Manipulating the pitch of synth drums, particularly toms, can throw up all sorts of interesting sounds. Route velocity to pitch or select alternative (non-chromatic) tuning scales. Sometimes you’ll want your toms to behave with ‘regular’ synth tuning, but sometimes you won’t.

2. Looking for the perfect kick

How do you choose the ‘perfect’ kick drum for your track? You might be seduced by the first sound you audition that seems to provide the requisite amount of welly and thwack, but it’s worth being more considered in your choices - two specific areas, in particular.

First, look to design a kick that lets you accurately map its pitch from the moment it starts, all the way through to the end of its decay, with multiple envelope breakpoints. Each stage of its pitch evolution will then be ‘pinned’ by notes relating to the chords of the track.

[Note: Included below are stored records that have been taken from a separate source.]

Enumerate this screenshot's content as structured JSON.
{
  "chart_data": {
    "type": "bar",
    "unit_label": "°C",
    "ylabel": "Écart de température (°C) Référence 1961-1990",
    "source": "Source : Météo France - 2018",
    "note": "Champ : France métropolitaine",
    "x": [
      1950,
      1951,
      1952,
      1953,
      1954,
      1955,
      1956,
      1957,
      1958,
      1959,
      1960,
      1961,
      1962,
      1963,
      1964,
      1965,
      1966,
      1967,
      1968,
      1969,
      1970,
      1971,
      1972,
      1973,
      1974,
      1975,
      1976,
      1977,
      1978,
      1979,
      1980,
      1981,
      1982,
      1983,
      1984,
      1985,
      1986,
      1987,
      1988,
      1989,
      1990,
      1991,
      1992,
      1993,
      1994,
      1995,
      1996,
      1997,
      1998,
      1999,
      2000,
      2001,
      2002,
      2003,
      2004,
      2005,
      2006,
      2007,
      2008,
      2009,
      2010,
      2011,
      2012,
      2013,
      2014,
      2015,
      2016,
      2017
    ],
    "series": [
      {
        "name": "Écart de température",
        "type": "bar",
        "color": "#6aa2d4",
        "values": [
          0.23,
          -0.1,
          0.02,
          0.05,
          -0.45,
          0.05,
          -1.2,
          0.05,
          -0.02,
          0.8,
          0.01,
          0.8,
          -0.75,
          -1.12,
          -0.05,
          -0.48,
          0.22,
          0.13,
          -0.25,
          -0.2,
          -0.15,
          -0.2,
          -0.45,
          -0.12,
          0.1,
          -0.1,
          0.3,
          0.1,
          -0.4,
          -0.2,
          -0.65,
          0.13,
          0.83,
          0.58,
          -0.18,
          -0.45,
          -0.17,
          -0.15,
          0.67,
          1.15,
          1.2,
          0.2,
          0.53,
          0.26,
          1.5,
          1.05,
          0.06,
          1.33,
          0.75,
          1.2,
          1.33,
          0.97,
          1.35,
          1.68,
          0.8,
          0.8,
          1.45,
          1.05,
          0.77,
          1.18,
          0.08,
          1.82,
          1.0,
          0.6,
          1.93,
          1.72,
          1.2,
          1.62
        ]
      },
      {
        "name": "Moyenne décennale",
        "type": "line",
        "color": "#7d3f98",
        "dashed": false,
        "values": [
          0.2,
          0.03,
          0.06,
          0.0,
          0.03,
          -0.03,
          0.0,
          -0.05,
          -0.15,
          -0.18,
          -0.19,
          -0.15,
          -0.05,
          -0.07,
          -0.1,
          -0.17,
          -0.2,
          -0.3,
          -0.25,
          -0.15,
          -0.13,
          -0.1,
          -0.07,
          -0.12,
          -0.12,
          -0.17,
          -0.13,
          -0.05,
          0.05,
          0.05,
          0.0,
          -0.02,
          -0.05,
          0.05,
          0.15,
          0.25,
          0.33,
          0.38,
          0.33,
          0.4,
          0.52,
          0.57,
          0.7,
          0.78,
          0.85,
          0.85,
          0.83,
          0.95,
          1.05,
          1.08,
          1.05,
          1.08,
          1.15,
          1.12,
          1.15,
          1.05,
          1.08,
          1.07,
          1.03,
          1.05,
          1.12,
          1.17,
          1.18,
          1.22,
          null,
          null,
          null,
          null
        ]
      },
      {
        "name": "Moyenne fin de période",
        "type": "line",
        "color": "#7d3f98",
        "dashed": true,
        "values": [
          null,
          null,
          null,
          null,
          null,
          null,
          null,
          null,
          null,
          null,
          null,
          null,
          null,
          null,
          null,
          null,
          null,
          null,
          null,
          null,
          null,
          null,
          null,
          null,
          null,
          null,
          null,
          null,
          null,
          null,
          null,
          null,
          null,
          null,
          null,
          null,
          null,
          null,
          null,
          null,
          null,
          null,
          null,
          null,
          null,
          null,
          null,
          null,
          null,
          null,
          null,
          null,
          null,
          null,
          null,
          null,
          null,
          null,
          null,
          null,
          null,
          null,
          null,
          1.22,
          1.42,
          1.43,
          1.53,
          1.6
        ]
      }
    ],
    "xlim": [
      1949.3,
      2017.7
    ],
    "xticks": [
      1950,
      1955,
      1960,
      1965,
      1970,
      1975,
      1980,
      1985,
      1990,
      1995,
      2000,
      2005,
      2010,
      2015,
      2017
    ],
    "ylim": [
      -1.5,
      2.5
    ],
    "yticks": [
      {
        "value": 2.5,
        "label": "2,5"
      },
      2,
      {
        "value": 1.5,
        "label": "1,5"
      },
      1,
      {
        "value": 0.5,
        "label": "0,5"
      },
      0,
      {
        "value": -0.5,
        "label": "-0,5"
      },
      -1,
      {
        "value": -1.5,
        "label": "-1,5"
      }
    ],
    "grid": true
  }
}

Second, adjust the kick’s length to ensure that whilst each hit produces a weighty thump, its decay doesn’t last long enough to suck clarity from the mix. You’re looking for punch, of course, but also a kick that knows when to be stay out of the way. Other ‘low’ mix elements, such as the bassline, will thank you for the extra space.

3. Keep it unreal

Don’t program different drum patterns in every bar if you’re after a classic drum machine sound. With classic drum synth sounds, the ‘human’ approach a real drummer might employ (with flams, fills and tricks aplenty) rarely yields great results. 

4. Shape sounds with multiple envelopes

As you’ll quickly discover, a huge part of drum and percussion synth programming comes down to envelope shaping. Using multiple envelopes offers a real advantage, as it’s likely that you’ll want independent control over pitch (for a slight bend accompanying every hit), volume (usually a quick attack, decay to taste, no sustain and a short release) and filter. Even the tiniest adjustments to envelope parameters can make a substantial difference.

5. Maximum velocity

Do pay attention to velocity values when using classic drum machine samples. Sometimes the most authentic results come from setting all velocities to the same value, or limiting choice to three values: loud, medium and soft.

6. Create synth drum kits

Creating drum and percussion sounds with synthesisers is fun and creative, but for playing your sounds back and having ready access to them in future projects, loading multiple synth sounds can be a bit unwieldy. This is particularly true if your drum sounds ‘right’ on just one specific key. It’s worth, then, collating your synth kits in your sampler or playback engine of choice by building your own sampled drum machine. Dedicated sampling drum machines like NI’s Maschine are great for this purpose.

7. No limits

Don’t limit yourself to synth programming alone. Use effects processing, audio editing and re-sampling techniques to take your synthesised drum and percussion sounds further.

8. Consider your filter options

Don’t underestimate the role that your choice of filter type can play in the shaping of synth drum sounds. The core of a tom sound, for example, in its early stages is not so very different from that of a synth kick drum. But while synth toms benefit from band-pass or high-pass filtering to remove the lowest frequencies, those are exactly the ones you’d want to preserve when making a synth kick. With only a white noise generator, you could design a snare or a hi-hat, the only differences between them being amp decay time and filter type.

9. Make synth toms

As mentioned above, classic synth toms have a lot in common with synth kick drums. As a starting point, use triangle waves, either as single-oscillator sounds or stacked in octaves. A pitch envelope can ‘bend’ the start of each note, while amp envelopes can be longer than they might be for kicks during the decay phase. The most critical difference between toms and kick drums comes down to how their tone is manipulated: kicks always need low-end punch, but scooping some of that out can help define a sound as a tom.